A formae resource plugin for declaratively managing LoRA adapters on a running vLLM server and discovering the base models it serves. It is built for edge / sovereign inference: formae continuously reconciles what a vLLM node serves and detects out-of-band drift, which is the hard part of running disconnected, customer-owned inference fleets (the Sector 88 use case — sovereign LLM inference on air-gapped, pre-existing GPU hardware).
The plugin assumes vLLM is already running; it does not provision hosts or GPUs. Its target is an already-running, OpenAI-compatible vLLM endpoint, which it manages over HTTP.
A dynamically-loaded LoRA adapter on a running vLLM server.

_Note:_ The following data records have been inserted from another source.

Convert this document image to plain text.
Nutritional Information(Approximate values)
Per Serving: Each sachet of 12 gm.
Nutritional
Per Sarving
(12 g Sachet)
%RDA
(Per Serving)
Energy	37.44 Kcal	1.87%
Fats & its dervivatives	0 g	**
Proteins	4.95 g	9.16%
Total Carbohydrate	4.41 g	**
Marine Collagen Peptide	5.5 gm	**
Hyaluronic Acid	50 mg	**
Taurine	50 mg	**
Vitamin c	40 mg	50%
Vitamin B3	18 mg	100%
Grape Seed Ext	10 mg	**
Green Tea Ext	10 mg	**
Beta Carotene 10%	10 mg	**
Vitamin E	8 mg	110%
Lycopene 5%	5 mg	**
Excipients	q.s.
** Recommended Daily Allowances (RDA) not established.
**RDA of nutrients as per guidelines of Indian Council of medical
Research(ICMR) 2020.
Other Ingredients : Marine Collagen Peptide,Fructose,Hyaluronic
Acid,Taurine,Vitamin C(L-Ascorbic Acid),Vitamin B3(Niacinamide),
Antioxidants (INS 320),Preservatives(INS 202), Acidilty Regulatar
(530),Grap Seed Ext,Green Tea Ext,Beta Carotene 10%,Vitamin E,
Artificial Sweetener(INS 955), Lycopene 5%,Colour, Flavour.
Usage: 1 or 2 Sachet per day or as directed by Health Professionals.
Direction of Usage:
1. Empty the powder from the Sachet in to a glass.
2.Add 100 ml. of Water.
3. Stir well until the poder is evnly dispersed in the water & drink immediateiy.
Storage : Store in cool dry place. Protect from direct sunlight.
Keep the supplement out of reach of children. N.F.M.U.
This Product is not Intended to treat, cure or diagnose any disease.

| Field | Type | Kind | Notes |
|---|---|---|---|
loraName |
String | required, create-only | Adapter name; also the model id used at inference time |
loraPath |
String | required, mutable | Filesystem path to the adapter on the vLLM node |
baseModelName |
String | optional, create-only | Base model this adapter attaches to |
is3dLoraWeight |
Boolean | optional, create-only | MoE 3D weight layout flag (default false) |
id |
String | read-only | Read-back model id (provider-populated) |
parent |
String | read-only | Read-back base model id (provider-populated) |
root |
String | read-only | Read-back artifact location (provider-populated) |
Changing loraName or baseModelName (create-only) triggers a replacement;
loraPath is updated in place (reload).
A base model served by a vLLM node. Base models are set at vLLM startup, not via the API, so formae can only observe/discover them — never create, update, or delete.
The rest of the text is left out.